Further complicating the analysis: apportionment of House districts must respect the various civil rights laws that may or may not be among the "other factors". Think about it this way: "Maximize Republican-leaning districts" might produce fewer Republican-leaning districts than "Maximize Republican-leaning districts subject to producing at least one or two majority-minority districts" does, particularly if the majority-minority districts tend to lean Democratic.
My focus has generally been on the dense-packing of welfare recipients and latte liberals into dysfunctional cities.
Without the legions of desperate constituents to hold up as continued evidence of institutionalized oppression, such incumbents have a tougher time getting re-elected. The political integration of Congressional districts might be a necessary step toward the economic integration of communities.
Such political integration might be difficult, though, for reasons Crooked Timber's John Holbo details.

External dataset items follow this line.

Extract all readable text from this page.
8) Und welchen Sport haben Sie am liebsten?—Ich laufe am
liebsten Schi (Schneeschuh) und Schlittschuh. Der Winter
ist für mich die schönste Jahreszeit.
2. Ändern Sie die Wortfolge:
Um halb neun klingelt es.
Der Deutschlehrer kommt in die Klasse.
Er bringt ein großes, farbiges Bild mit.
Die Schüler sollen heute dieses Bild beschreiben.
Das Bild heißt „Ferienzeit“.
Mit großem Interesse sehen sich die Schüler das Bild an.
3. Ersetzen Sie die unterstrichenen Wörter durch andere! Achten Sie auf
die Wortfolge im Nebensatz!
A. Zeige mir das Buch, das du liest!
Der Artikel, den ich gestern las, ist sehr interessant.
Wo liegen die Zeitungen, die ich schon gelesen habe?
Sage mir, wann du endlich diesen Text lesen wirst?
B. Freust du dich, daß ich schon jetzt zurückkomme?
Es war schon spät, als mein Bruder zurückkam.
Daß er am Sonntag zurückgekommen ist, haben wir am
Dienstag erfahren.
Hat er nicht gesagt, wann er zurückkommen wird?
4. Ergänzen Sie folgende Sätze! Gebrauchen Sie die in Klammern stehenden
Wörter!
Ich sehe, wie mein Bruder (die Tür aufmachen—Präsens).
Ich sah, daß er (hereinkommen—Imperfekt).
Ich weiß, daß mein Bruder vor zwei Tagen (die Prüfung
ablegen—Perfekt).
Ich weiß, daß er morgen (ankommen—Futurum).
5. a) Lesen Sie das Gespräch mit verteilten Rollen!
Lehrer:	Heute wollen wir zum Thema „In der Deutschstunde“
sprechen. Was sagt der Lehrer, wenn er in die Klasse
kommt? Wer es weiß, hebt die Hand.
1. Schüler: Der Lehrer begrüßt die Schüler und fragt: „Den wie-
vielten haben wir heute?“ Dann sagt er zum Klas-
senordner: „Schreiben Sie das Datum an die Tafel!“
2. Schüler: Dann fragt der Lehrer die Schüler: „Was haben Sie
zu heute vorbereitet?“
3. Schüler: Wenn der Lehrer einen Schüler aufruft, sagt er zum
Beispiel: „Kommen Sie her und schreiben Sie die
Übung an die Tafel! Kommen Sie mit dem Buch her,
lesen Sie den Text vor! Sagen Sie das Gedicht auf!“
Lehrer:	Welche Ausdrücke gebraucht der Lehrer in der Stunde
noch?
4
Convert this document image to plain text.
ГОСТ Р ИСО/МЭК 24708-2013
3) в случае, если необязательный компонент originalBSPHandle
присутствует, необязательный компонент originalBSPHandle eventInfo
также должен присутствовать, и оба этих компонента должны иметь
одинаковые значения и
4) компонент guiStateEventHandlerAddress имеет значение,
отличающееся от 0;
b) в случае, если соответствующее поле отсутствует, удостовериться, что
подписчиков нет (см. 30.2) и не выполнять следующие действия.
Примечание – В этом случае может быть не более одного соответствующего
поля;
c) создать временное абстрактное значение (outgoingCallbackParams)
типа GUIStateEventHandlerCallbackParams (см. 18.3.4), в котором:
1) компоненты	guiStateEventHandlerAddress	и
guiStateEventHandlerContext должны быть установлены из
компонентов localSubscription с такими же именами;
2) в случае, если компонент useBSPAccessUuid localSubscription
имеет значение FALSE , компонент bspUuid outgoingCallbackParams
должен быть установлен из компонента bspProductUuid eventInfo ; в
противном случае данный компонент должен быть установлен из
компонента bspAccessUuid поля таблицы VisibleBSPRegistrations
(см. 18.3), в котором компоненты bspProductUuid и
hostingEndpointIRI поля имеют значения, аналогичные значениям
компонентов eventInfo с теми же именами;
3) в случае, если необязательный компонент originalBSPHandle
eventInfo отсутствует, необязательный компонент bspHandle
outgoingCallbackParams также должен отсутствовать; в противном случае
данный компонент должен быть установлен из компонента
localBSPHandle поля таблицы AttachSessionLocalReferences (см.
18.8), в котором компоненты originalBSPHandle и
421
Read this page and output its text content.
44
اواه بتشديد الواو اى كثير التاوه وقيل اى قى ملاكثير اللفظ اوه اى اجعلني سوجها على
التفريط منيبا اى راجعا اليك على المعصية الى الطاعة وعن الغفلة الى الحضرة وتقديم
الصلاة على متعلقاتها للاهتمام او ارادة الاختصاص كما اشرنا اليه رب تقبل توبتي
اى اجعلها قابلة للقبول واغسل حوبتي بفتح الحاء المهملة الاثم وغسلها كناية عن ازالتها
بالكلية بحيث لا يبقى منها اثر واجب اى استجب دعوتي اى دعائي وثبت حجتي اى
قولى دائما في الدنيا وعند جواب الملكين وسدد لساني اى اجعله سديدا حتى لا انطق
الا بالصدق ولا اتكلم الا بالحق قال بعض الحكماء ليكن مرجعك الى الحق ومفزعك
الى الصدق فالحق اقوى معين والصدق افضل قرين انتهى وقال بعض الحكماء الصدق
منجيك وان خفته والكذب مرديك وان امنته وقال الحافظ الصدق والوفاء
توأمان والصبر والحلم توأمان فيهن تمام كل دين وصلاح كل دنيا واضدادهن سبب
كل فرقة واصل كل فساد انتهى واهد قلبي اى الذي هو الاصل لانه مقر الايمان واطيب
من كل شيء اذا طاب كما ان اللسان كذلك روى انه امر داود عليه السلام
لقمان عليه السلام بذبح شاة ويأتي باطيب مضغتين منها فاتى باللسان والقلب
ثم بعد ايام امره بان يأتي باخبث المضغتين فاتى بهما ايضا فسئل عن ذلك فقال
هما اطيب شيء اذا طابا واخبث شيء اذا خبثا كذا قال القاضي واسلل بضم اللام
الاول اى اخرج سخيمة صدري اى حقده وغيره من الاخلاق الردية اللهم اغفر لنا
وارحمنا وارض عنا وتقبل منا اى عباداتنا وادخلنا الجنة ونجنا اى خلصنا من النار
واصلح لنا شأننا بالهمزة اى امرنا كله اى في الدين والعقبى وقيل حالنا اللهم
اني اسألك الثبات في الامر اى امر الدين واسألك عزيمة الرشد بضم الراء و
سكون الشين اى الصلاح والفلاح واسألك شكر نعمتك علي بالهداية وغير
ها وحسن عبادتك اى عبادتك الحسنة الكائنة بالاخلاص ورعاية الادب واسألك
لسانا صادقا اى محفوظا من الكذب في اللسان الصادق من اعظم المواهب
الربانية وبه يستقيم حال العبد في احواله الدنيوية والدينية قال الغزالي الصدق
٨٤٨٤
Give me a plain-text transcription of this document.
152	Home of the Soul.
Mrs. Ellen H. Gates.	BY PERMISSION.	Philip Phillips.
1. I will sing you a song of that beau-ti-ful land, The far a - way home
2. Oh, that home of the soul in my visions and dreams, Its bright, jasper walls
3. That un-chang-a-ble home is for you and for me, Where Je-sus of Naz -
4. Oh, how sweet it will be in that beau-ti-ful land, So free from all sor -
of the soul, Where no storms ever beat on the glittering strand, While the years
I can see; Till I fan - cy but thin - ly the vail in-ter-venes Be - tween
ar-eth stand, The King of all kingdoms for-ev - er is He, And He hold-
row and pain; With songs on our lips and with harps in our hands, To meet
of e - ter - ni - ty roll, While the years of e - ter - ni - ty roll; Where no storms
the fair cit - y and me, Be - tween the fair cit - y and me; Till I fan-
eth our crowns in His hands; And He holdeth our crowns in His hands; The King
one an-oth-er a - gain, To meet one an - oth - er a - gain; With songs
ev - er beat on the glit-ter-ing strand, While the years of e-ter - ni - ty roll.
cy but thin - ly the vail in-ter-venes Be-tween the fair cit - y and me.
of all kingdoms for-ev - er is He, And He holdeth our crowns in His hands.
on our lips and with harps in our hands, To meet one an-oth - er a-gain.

When you gerrymander, you aren’t trying to generate cocoons in which your voters are so concentrated the other side has no shot in hell: 80-20 districts, let’s call them. That’s wasteful of your own votes. You want 55-45 districts. That’s safe. To maximize such safe results, overall, you want to concentrate the other side’s votes in a few 80-20 districts, where possible. So if, in a given state, Republicans are 40%, Dems 60%, you want to massage that out into a whole bunch of 55% Republican districts, socking away the irreducibly huge Democratic remainder in overwhelming Dem stronghold districts where the vote basically goes to electoral waste. This seems like a recipe not just for effective disenfranchisement of the opposition (that is the intention) but also for driving the opposition to internal division. In 80-20 Democratic districts you would expect very left-wing Democrats to do especially well. In 55-45 Republican districts, Dems trying to prevail against the odds would need to be very different kinds of creatures. So you would, in effect, be driving a wedge, making it hard for the Dems from different types of districts to present a unified front, since visible mutual association could be a liability for each.
Now impose the constraint called for in the current incarnation of the Voting Rights Act, which creates an obligation to give ethnic minorities a reasonable shot at winning such districts.  Thus the 80-20 districts become fiefdoms for ward-heelers whose aspect reinforces the propensity of those 55 percent Republicans to turn out to vote, whilst making the 45 percent Democrats distance themselves.